After the release of Strange House in March 2007, the Horrors embarked on an 18-month promotional world tour. A slot supporting Black Rebel Motorcycle Club in the United States in summer 2007 was cancelled because of lack of funds, but the band instead headlined a US tour that June. They made a number of festival appearances throughout 2007, including the Glastonbury Festival, the Carling Weekend (on the Radio 1/NME stage), various Scandinavian festivals, the Summer Sonic Festival in Japan and Splendour in the Grass in Australia. Their setlists throughout that summer included a cover of "No Love Lost" by Joy Division. In December 2007, they featured in the All Tomorrows Parties festival curated by Geoff Barrow of Portishead. The Horrors also appeared in the third series of The Mighty Boosh in December as the fictional band "the Black Tubes", and supported the Arctic Monkeys on their short sellout tour of the UK, receiving a mixed reception. The band played an NME Awards show in 2008 with Crystal Castles, Ulterior and These New Puritans, and supported the Sonics on 23 March. Another London show followed at Bethnal Green's Rich Mix Cultural Foundation on 23 May of the following year. On 18 January 2008, Counting in Fives, a documentary of the band's 2007 US tour, was unveiled at the Sundance Film Festival.

Eventually, Strange House reached No. 37 on the UK Albums Chart. Following the "She Is the New Thing" single release in June 2007, the band recorded a cover of Suicide's "Shadazz" for Blast First Petite as part of their tribute to Alan Vega in October 2008, their only release before their new material in 2009.

===Primary Colours (2009–2010)===
After they left Loog Records in 2007, the band signed to XL Recordings. At the end of 2007, the Horrors announced the forthcoming recording of a new album, which was produced by the band, Craig Silvey, Barrow and music video director Chris Cunningham. Recording took place in Bath during the summer of 2008. Barrow's influence brought the more prominent use of keyboards and electronics, which was of particular interest to bassist Tom Furse – leading him to ultimately swap instruments with then-keyboardist Rhys Webb in the band's line-up.

The album's first single, "Sea Within a Sea", was released only as a digital download on 17 March 2009, together with a music video directed by Douglas Hart which was posted on the band's website on the same day. Their second album, Primary Colours, was officially released on 4 May 2009 to critical acclaim, and reached No. 25 on the UK Albums Chart. The single "Who Can Say" was released on 7" vinyl one week later.

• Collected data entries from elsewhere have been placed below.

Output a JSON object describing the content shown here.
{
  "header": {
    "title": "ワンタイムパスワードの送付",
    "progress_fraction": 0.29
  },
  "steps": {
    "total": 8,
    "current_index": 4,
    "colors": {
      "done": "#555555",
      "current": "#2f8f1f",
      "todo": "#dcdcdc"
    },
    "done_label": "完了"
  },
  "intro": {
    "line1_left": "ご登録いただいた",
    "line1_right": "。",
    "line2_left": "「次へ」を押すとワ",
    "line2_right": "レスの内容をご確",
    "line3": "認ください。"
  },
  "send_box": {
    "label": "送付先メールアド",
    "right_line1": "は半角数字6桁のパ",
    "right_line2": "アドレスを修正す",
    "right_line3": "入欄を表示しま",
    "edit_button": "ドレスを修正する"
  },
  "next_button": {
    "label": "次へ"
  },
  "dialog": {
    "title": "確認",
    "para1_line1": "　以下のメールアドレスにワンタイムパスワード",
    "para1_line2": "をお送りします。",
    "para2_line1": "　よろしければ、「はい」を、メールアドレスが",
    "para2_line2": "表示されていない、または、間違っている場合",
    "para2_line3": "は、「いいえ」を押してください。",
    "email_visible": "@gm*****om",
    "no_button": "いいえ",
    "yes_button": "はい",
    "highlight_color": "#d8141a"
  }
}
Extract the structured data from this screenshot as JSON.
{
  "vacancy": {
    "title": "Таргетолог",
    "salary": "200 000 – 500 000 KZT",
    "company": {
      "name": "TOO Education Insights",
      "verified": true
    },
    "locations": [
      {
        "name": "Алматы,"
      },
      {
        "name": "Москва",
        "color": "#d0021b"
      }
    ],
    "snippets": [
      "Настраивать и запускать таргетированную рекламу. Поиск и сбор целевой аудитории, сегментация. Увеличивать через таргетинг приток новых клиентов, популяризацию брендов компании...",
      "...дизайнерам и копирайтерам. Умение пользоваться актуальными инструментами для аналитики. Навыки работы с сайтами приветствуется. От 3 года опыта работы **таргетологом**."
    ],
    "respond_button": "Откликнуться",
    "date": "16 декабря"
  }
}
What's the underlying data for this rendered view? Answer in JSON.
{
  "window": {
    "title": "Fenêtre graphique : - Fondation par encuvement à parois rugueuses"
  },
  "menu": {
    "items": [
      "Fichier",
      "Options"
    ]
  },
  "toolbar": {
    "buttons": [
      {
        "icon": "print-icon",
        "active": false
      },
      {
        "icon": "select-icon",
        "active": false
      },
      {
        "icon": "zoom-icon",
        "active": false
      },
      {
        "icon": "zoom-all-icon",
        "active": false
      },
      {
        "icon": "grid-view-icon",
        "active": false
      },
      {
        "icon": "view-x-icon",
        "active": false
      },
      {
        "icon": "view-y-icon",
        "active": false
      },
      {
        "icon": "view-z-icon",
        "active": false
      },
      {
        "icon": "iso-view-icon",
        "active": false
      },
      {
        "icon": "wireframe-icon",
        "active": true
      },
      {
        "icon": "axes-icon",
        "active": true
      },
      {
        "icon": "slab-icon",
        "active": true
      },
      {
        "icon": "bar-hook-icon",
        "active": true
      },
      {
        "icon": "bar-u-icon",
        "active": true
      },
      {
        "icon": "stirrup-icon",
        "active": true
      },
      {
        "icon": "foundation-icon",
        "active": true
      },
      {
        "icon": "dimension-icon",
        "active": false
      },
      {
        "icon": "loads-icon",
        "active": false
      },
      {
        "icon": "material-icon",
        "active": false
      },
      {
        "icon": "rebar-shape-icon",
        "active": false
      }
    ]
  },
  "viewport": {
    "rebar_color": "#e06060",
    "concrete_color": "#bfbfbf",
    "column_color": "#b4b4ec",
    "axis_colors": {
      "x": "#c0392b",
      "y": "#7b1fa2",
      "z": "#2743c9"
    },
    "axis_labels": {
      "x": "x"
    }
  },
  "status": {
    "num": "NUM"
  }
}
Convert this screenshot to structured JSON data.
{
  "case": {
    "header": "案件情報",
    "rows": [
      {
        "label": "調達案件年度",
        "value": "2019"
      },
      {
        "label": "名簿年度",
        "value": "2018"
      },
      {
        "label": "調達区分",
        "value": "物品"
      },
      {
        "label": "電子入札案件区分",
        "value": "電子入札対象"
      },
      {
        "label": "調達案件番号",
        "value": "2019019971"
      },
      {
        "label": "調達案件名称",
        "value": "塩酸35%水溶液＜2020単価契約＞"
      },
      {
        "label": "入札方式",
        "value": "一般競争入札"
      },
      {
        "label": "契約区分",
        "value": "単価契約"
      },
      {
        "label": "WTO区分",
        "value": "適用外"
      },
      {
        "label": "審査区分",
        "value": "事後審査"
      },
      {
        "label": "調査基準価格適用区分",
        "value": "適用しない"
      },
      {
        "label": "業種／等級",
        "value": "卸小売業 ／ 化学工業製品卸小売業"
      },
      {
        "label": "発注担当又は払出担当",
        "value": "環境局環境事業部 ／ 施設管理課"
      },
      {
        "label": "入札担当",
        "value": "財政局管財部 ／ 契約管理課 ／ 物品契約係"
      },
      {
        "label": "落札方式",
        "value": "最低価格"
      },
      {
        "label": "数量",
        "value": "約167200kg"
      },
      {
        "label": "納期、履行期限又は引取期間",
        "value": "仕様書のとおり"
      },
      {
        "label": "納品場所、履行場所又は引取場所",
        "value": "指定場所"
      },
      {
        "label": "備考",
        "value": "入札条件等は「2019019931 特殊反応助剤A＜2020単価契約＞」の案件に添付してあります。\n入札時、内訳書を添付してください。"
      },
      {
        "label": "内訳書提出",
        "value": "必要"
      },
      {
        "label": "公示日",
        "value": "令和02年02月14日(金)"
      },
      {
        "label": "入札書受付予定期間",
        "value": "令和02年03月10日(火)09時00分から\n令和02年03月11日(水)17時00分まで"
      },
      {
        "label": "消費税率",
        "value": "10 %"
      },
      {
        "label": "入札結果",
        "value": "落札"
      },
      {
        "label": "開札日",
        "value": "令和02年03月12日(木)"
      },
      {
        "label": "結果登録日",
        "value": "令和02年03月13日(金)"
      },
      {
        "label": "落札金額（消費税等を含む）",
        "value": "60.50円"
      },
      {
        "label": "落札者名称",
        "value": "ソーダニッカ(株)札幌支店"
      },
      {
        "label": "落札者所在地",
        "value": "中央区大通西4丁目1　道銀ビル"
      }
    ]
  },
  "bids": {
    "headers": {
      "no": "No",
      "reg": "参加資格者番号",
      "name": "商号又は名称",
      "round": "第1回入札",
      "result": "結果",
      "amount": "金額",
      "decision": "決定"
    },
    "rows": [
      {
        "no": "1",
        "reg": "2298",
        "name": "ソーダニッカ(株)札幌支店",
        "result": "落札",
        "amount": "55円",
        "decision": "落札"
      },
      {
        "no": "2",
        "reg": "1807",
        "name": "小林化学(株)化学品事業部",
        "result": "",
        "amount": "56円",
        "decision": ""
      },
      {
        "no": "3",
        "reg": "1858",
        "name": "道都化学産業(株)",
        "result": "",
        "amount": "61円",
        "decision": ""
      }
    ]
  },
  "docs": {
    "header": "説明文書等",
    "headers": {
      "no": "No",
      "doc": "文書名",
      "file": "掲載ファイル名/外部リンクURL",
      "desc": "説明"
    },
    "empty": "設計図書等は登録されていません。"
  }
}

Primary Colours was nominated for the 2009 Mercury Prize. NME later awarded the album first place in the 50 Best Albums of 2009. After headlining London's Offset Festival and touring for Primary Colours, the Horrors indicated a desire to build their own studio to record at obscure hours.

===Skying (2011–2012)===
In April 2010, singer Badwan announced on the band's official forum that the Horrors had already started working on their third album, to be called Skying, and had been in the studio for some months. A track from the album, "Endless Blue", was first unveiled at the Latitude Festival in July 2010, and later performed at Poland's Off Festival and Belgium's Lokerse Feesten in August 2010. In February 2011, after rumours that the album had been delayed, Badwan announced via the official forum that the album would be released in July. The first single, "Still Life", premiered on 24 May on Zane Lowe's BBC Radio 1 show. The full album was made available for streaming from the band's website on 4 July and officially released on 11 July 2011.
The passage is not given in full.